Son mari, Volodymyr, sillonne les rues boueuses sur un tracteur antédiluvien, de la fontaine d’eau courante au point de distribution d’aide humanitaire, en contrebas d’une station-service déchiquetée. Il n’a que 60 ans mais traîne la jambe et en fait 80. Aujourd’hui, il a récupéré deux éviers et un peu de vaisselle. Dans un garage, quelques femmes farfouillent dans des cartons. «Le pouvoir ne se préoccupe que de lui-même, nous on survit grâce aux volontaires», lance Larissa, une femme ronde aux yeux rieurs, qui semble être la boute-en-train de la bande.

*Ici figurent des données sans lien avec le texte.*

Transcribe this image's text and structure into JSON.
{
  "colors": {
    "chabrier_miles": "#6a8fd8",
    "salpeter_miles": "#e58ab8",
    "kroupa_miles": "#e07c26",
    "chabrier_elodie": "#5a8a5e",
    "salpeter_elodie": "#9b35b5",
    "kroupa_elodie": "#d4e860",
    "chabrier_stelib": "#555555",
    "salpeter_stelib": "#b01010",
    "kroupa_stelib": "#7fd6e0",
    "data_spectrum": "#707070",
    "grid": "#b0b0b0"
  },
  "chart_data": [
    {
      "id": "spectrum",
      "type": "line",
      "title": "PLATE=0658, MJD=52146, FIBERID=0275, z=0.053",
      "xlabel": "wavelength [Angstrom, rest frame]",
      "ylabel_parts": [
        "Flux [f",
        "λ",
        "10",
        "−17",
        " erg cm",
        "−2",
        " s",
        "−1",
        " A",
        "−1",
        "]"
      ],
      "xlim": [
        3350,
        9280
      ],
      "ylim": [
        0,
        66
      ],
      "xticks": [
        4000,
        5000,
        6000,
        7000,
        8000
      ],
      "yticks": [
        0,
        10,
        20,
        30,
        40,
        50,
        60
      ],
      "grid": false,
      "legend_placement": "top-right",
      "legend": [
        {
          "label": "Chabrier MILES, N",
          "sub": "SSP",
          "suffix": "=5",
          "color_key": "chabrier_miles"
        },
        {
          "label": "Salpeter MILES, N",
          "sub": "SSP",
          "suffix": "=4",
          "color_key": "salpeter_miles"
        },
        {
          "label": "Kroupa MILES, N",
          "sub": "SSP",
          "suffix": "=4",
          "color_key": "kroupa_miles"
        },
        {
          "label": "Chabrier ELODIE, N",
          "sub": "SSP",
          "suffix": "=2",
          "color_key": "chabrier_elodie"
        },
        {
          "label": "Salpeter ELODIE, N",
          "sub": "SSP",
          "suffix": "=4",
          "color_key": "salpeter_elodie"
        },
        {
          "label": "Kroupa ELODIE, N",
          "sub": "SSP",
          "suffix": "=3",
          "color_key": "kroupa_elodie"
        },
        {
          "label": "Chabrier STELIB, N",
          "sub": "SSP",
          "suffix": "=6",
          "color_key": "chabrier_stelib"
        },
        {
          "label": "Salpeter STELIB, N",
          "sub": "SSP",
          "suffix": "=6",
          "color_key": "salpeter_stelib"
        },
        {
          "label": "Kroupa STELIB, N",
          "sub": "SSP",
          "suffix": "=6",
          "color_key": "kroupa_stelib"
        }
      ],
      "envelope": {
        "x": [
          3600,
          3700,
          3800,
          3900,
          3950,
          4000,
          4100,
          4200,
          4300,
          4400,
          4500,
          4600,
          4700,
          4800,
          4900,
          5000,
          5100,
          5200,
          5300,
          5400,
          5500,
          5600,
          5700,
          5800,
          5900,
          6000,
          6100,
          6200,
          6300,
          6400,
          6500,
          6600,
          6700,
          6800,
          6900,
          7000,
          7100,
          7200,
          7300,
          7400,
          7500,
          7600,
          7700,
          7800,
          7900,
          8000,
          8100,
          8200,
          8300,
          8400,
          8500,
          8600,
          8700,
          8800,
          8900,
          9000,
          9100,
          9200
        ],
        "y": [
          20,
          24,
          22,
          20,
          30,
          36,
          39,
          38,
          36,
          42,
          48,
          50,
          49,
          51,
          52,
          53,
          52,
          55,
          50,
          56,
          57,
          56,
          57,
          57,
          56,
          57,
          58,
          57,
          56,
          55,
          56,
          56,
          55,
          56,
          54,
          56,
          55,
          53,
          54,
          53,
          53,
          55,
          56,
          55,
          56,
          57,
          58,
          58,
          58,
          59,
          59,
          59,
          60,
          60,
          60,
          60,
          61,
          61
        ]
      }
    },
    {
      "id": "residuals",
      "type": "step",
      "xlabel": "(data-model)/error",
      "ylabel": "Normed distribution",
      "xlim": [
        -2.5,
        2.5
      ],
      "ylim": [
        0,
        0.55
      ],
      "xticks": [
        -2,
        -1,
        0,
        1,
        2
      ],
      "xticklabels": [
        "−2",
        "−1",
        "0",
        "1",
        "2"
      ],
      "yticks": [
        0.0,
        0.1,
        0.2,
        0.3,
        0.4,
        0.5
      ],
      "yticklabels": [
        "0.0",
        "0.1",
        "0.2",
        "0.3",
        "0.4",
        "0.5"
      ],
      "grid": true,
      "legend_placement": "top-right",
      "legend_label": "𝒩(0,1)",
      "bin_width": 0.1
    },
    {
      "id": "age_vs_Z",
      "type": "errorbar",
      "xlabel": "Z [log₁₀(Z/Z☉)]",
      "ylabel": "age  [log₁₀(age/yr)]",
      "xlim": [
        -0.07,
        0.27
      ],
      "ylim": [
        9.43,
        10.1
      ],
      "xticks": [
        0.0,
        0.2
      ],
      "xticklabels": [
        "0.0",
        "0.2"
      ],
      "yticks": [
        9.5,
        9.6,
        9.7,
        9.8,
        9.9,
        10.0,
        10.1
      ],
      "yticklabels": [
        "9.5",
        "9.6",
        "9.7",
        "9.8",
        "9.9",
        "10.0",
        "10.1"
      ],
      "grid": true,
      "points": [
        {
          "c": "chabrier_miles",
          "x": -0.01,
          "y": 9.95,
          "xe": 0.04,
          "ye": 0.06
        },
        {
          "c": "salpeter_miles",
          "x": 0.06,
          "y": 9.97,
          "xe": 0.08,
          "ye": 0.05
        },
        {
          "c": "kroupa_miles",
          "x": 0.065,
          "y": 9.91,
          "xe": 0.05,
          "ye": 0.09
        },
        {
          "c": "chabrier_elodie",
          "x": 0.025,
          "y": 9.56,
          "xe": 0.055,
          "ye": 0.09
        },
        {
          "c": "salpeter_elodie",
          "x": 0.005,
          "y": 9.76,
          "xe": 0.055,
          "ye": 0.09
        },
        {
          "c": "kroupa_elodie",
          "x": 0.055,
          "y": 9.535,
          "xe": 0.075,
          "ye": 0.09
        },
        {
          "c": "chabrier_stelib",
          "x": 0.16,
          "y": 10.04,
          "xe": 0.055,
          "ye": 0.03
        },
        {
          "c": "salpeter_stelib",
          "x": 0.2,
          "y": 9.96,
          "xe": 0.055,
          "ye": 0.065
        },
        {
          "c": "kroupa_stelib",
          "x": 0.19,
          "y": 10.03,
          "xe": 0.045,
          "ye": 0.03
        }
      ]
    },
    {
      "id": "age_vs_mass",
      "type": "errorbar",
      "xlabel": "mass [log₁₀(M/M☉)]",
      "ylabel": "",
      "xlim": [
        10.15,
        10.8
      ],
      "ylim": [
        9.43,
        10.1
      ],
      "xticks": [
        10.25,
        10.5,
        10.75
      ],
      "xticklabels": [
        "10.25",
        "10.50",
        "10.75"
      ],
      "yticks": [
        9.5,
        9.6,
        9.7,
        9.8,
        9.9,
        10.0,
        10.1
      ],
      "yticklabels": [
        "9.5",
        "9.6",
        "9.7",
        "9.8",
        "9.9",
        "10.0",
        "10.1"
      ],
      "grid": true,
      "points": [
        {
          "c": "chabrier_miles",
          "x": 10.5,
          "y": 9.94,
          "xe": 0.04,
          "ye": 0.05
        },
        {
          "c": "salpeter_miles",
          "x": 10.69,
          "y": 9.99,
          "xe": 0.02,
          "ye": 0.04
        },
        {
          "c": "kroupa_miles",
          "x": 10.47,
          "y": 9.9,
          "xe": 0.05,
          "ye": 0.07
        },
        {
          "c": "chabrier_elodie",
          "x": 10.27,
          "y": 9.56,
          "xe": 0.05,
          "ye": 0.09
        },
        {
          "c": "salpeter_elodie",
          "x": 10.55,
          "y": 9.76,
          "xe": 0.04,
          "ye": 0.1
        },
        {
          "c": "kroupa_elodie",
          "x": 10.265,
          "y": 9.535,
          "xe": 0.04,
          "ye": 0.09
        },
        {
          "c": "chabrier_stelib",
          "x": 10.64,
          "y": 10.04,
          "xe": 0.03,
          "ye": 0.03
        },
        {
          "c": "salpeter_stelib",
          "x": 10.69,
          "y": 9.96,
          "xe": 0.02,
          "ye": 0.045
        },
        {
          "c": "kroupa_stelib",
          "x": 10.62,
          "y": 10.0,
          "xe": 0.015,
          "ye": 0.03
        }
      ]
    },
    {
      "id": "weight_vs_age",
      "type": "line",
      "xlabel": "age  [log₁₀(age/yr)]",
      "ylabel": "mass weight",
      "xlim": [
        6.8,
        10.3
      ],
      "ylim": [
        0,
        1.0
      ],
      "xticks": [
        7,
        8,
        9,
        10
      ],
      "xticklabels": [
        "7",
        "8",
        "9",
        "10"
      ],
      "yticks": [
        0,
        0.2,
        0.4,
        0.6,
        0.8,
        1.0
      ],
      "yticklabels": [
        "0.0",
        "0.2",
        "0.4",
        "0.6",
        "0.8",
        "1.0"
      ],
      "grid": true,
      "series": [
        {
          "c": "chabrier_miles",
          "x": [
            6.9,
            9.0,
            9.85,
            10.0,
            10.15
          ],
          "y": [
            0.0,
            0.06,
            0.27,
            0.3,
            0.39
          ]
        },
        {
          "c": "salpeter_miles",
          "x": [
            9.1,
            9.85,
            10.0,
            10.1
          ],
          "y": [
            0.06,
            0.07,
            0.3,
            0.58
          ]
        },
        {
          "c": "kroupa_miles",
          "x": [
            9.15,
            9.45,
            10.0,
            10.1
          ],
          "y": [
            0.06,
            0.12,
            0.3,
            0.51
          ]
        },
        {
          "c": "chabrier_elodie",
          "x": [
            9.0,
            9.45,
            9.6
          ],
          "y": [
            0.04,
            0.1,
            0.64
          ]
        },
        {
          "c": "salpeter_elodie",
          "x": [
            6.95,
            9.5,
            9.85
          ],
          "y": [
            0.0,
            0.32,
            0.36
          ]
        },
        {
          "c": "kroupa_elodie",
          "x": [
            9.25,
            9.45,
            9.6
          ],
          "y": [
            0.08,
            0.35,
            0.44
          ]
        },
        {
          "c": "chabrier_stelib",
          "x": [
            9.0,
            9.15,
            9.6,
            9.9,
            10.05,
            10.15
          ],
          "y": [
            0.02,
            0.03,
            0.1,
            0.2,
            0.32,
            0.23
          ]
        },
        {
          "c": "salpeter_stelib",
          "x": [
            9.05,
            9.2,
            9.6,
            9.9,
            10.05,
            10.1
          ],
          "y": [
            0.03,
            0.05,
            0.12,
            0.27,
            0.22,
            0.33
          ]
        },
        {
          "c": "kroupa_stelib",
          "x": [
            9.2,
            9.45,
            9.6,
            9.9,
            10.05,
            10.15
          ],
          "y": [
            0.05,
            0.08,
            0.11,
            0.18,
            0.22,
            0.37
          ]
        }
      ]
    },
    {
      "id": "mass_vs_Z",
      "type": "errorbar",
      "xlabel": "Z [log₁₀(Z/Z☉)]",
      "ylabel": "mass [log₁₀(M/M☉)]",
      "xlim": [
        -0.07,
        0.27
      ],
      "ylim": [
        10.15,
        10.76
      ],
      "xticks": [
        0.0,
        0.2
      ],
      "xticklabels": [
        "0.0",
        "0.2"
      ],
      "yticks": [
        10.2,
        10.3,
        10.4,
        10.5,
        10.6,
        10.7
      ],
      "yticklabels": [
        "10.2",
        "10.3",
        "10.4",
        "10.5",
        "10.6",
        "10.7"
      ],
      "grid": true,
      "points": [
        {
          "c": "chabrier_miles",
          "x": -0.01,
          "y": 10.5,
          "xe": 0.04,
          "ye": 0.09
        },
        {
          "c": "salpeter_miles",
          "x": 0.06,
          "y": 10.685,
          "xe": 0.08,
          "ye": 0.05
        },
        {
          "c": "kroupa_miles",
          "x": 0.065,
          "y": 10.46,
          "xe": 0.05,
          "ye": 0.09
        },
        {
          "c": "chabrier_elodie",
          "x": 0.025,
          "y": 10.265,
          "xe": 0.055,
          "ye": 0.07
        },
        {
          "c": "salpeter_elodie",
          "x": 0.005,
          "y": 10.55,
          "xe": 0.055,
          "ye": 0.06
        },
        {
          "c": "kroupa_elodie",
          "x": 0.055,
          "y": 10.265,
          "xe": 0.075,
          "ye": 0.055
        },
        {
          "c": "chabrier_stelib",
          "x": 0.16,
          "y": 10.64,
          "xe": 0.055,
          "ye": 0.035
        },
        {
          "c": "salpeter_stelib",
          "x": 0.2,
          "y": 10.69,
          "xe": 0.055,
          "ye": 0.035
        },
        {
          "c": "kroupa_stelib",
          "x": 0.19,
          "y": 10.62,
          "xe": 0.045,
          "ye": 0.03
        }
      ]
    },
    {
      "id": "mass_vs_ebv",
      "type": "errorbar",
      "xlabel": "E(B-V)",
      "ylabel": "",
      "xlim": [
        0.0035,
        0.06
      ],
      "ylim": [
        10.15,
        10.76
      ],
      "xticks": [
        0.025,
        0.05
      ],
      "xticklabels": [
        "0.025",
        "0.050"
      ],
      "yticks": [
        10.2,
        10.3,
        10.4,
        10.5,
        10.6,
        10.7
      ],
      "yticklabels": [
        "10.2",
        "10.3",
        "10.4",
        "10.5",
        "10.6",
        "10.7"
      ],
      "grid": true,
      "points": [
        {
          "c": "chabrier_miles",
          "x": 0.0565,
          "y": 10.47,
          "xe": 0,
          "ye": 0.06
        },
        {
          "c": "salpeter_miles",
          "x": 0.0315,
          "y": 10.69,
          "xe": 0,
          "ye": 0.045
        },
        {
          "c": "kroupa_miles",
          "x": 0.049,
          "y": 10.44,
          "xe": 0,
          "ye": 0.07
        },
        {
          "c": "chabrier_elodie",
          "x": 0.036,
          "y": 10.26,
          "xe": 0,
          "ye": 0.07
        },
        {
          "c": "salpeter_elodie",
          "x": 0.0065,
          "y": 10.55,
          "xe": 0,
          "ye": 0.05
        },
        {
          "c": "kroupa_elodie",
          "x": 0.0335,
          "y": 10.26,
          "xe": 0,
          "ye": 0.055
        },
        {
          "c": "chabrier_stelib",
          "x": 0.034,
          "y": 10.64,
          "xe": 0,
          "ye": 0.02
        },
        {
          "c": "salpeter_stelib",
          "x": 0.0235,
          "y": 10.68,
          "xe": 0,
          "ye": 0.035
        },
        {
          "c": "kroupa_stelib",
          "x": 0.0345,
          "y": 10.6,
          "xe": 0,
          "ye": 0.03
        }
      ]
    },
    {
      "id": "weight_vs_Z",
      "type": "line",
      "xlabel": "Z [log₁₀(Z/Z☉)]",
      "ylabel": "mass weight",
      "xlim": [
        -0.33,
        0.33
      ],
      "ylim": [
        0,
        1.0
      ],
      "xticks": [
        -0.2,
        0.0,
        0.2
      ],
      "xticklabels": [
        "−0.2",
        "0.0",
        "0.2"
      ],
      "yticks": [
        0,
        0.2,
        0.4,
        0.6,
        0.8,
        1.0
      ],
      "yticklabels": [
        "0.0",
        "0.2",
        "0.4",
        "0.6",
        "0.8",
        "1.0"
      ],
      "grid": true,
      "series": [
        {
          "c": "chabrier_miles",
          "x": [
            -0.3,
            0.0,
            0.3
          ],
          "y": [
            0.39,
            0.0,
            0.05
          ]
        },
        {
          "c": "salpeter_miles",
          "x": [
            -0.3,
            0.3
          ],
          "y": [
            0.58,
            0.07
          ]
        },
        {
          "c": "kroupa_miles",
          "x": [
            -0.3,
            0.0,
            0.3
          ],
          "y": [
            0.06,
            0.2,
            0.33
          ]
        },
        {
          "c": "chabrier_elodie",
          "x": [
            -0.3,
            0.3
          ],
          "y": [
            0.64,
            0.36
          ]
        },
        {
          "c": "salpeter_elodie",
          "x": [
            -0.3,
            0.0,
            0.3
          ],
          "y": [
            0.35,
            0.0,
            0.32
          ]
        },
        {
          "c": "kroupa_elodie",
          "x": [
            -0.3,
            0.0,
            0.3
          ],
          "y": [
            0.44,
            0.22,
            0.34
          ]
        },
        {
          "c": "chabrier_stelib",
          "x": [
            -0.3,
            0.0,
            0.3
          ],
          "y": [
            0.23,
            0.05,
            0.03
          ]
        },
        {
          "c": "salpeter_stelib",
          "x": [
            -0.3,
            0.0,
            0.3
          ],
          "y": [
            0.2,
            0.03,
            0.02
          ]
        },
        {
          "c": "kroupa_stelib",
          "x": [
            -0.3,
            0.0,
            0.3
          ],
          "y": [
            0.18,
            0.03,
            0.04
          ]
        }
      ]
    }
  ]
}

Une fois par mois, elles viennent se servir en vêtements, vaisselle, couvertures, médicaments, produits d’entretien. A leur tour, elles envoient de l’aide «aux gars sur le front», sinon comment feraient-ils ? Ainsi va la chaîne de l’entraide. «C’est que nous sommes ukrainiens !» est la réponse à tout. Pour expliquer la générosité, la débrouillardise, la résilience.
La vie était belle ici avant la guerre, on ne manquait de rien, assurent les villageois. L’école accueillait 200 enfants. Jardins, fermes, épiceries, marché, club, église dont il ne reste plus que les fondations et un bulbe doré échoué comme un gros poisson éviscéré. Kamyanka, jonché de carcasses de voitures calcinées, où chaque maison est ravagée, n’est plus que le squelette de lui-même.
Tetiana vit dans deux petites pièces à la misère insoutenable. Pour ouvrir, une énorme clé planquée dans un tas de petit bois près de la porte. Mais il n’y aurait décidément rien à voler dans le taudis au sol en terre battue, avec pour seul électroménager un frigo hors d’usage. Une première pièce avec un lit recouvert d’un tas de chiffons sans couleur. Une cuisine avec un gros poêle à bois, sur lequel la retraitée cuisine. Du bortsch, «sans viande bien sûr». Elle n’en a pas mangé depuis deux ans, parfois avec un os, les jours de chance. Elle avait trois vaches et deux cochons, un potager dans lequel tout poussait. Il ne reste de la petite étable et de la cuisine d’été qu’un tas de gravats. Tetiana a 67 ans, trois dents en or, et pas de mari.